On March 29, Costa Rican authorities arrested the head of a drug enforcement police outfit which was stationed in San Jose’s Juan Santamaria International Airport, the main international airport in the country. According to the Interior Ministry, the suspect accepted money from drug traffickers in exchange for allowing so-called “drug mules” to pass through airport security.
The Security Ministry has claimed that 27 police were arrested last year for criminal behavior, although it is unclear how many of these detainees had connections to drug trafficking. Police are not the only authorities to be arrested for collusion with drug trafficking networks in Costa Rica; drug cartels have also been able to penetrate relatively high levels of government. In February for instance, Walter Valverde Fernandez, an official in the anti-drug trafficking prosecutor’s office, was sentenced to 10 years in prison for passing on sensitive information to a Mexican drug trafficking network.
Cases like these have set off alarm bells in Costa Rica, which has long enjoyed a reputation as an outlier for its strong democratic institutions compared to other countries in Central America. With drug trafficking organizations increasingly basing their operations in the region, however, this may be set to change.
Costa Rican President Laura Chinchilla acknowledged this threat during an interview earlier this year, claiming the country’s government has never faced such a serious threat. “This has to do with the institutions, and what [drug cartels] do is corrupt institutions to disrupt the legal system and the rule of law,” Chinchilla said. “I don’t remember in our whole history a menace like this from organized crime.”
Much of this threat has to do with changes to the nature of the drug trade in Costa Rica. In 2010 the head of the country’s Judicial Investigation Police (OIJ) claimed that the country has evolved from being a midway point for drug trafficking organizations bringing their product north to serving as a “drug center” for international cartels. This was illustrated in February by the seizure of two tons of cocaine off the country’s Pacific Coast, the largest drug seizure that Costa Rican authorities had made in six years.The massive size of the interdiction indicates that the criminals were confident they would not be intercepted, and suggests they may have successfully moved such large shipments in the past.

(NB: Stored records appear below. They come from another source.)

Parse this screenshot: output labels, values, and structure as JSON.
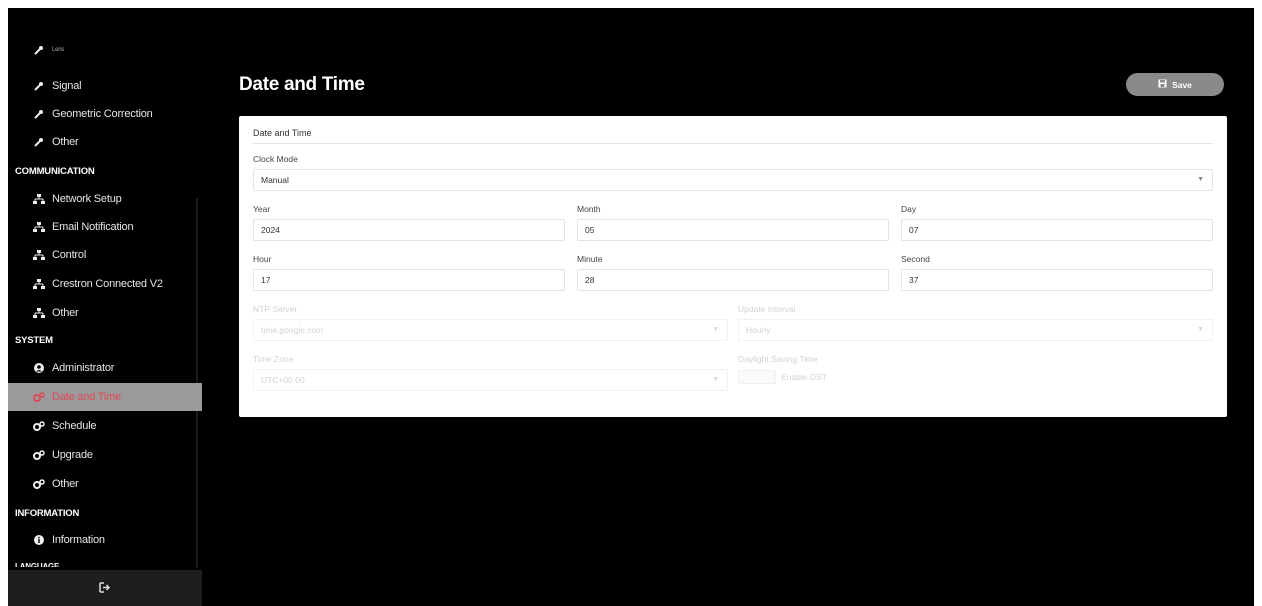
{
  "sidebar": {
    "top_items": [
      {
        "label": "Lens",
        "icon": "wrench-icon"
      },
      {
        "label": "Signal",
        "icon": "wrench-icon"
      },
      {
        "label": "Geometric Correction",
        "icon": "wrench-icon"
      },
      {
        "label": "Other",
        "icon": "wrench-icon"
      }
    ],
    "communication_header": "COMMUNICATION",
    "communication_items": [
      {
        "label": "Network Setup",
        "icon": "network-icon"
      },
      {
        "label": "Email Notification",
        "icon": "network-icon"
      },
      {
        "label": "Control",
        "icon": "network-icon"
      },
      {
        "label": "Crestron Connected V2",
        "icon": "network-icon"
      },
      {
        "label": "Other",
        "icon": "network-icon"
      }
    ],
    "system_header": "SYSTEM",
    "system_items": [
      {
        "label": "Administrator",
        "icon": "user-circle-icon"
      },
      {
        "label": "Date and Time",
        "icon": "gears-icon",
        "active": true
      },
      {
        "label": "Schedule",
        "icon": "gears-icon"
      },
      {
        "label": "Upgrade",
        "icon": "gears-icon"
      },
      {
        "label": "Other",
        "icon": "gears-icon"
      }
    ],
    "information_header": "INFORMATION",
    "information_items": [
      {
        "label": "Information",
        "icon": "info-circle-icon"
      }
    ],
    "language_header": "LANGUAGE",
    "logout_icon": "logout-icon"
  },
  "main": {
    "title": "Date and Time",
    "save_label": "Save",
    "save_icon": "floppy-disk-icon"
  },
  "form": {
    "section_title": "Date and Time",
    "clock_mode": {
      "label": "Clock Mode",
      "value": "Manual"
    },
    "year": {
      "label": "Year",
      "value": "2024"
    },
    "month": {
      "label": "Month",
      "value": "05"
    },
    "day": {
      "label": "Day",
      "value": "07"
    },
    "hour": {
      "label": "Hour",
      "value": "17"
    },
    "minute": {
      "label": "Minute",
      "value": "28"
    },
    "second": {
      "label": "Second",
      "value": "37"
    },
    "ntp_server": {
      "label": "NTP Server",
      "value": "time.google.com"
    },
    "update_interval": {
      "label": "Update Interval",
      "value": "Hourly"
    },
    "time_zone": {
      "label": "Time Zone",
      "value": "UTC+00:00"
    },
    "daylight_saving": {
      "label": "Daylight Saving Time",
      "value": "Enable DST"
    }
  },
  "colors": {
    "active_accent": "#e04a57",
    "active_bg": "#9a9a9a",
    "save_bg": "#8a8a8a"
  }
}
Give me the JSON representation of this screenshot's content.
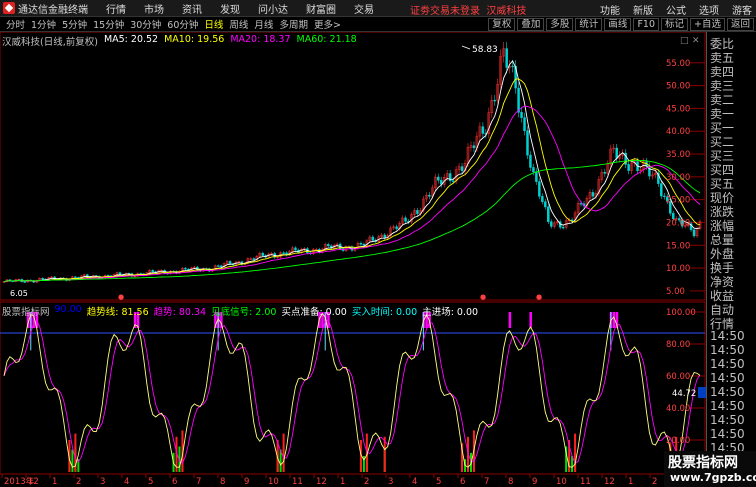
{
  "titlebar": {
    "app_title": "通达信金融终端",
    "menus": [
      "行情",
      "市场",
      "资讯",
      "发现",
      "问小达",
      "财富圈",
      "交易"
    ],
    "alert": "证劵交易未登录",
    "stock_name": "汉威科技",
    "right_items": [
      "功能",
      "新版",
      "公式",
      "选项",
      "游客"
    ]
  },
  "toolbar": {
    "periods": [
      "分时",
      "1分钟",
      "5分钟",
      "15分钟",
      "30分钟",
      "60分钟",
      "日线",
      "周线",
      "月线",
      "多周期",
      "更多>"
    ],
    "active_period": "日线",
    "right_buttons": [
      "复权",
      "叠加",
      "多股",
      "统计",
      "画线",
      "F10",
      "标记",
      "+自选",
      "返回"
    ]
  },
  "main_chart": {
    "label": "汉威科技(日线,前复权)",
    "ma5": "MA5: 20.52",
    "ma10": "MA10: 19.56",
    "ma20": "MA20: 18.37",
    "ma60": "MA60: 21.18",
    "high_label": "58.83",
    "low_label": "6.05",
    "price_ticks": [
      "55.00",
      "50.00",
      "45.00",
      "40.00",
      "35.00",
      "30.00",
      "25.00",
      "20.00",
      "15.00",
      "10.00",
      "5.00"
    ],
    "colors": {
      "ma5": "#ffffff",
      "ma10": "#ffff00",
      "ma20": "#ff00ff",
      "ma60": "#00ff00"
    }
  },
  "indicator": {
    "name": "股票指标网",
    "values": [
      {
        "label": "90.00",
        "color": "#0000ff"
      },
      {
        "label": "趋势线: 81.56",
        "color": "#ffff00"
      },
      {
        "label": "趋势: 80.34",
        "color": "#ff00ff"
      },
      {
        "label": "见底信号: 2.00",
        "color": "#00ff00"
      },
      {
        "label": "买点准备: 0.00",
        "color": "#ffffff"
      },
      {
        "label": "买入时间: 0.00",
        "color": "#00ffff"
      },
      {
        "label": "主进场: 0.00",
        "color": "#ffffff"
      }
    ],
    "ticks": [
      "100.00",
      "80.00",
      "60.00",
      "40.00",
      "20.00"
    ],
    "current_value": "44.72"
  },
  "time_axis": {
    "labels": [
      "2013年",
      "12",
      "1",
      "2",
      "3",
      "4",
      "5",
      "6",
      "7",
      "8",
      "9",
      "10",
      "11",
      "12",
      "1",
      "2",
      "3",
      "4",
      "5",
      "6",
      "7",
      "8",
      "9",
      "10",
      "11",
      "12",
      "1",
      "2",
      "3"
    ]
  },
  "side_panel": {
    "items": [
      "委比",
      "卖五",
      "卖四",
      "卖三",
      "卖二",
      "卖一",
      "买一",
      "买二",
      "买三",
      "买四",
      "买五",
      "现价",
      "涨跌",
      "涨幅",
      "总量",
      "外盘",
      "换手",
      "净资",
      "收益",
      "自动",
      "行情",
      "14:50",
      "14:50",
      "14:50",
      "14:50",
      "14:50",
      "14:50",
      "14:50",
      "14:50",
      "14:50",
      "14:50"
    ]
  },
  "watermark": {
    "title": "股票指标网",
    "url": "www.7gpzb.com"
  }
}
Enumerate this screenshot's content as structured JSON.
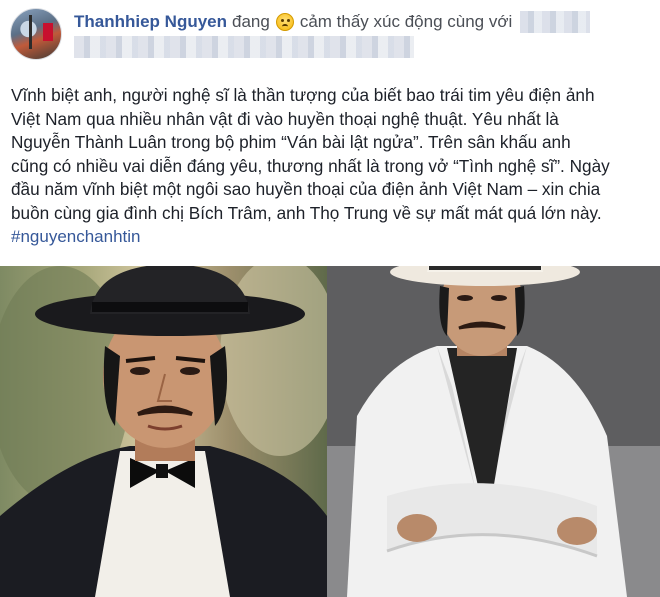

Although little is known about the criminal landscape in Costa Rica, it is believed that the vast majority of international drug trafficking activity there is directed by the powerful Sinaloa Cartel. Several of the group’s operatives have been arrested in Costa Rica in recent years. Drug Enforcement Administration officer Phillip Springer told the AFP in December 2010 that the agency believed the Sinaloans dominated Costa Rica, and have been stepping up their operations in the country. “For the last year and a half to two years, most of the drugs [in Costa Rica] belonged to the Sinaloans,” Springer said.
He added that in 2008 the group started a command cell in the country, devoted to working with Colombian traffickers to try to turn Costa Rica into a major stopping point for drugs headed northward. This is a major concern for Costa Rican authorities, as the cartel has shown an alarming capacity to corrupt the highest levels of government in Mexico.
Drug trafficking organizations have already proved themselves capable of buying the loyalty of justice officials and police officers in Costa Rica. Given the buying power of groups like the Sinaloa Cartel, President Chinchilla is right to be concerned that even more authorities may be willing to sell out.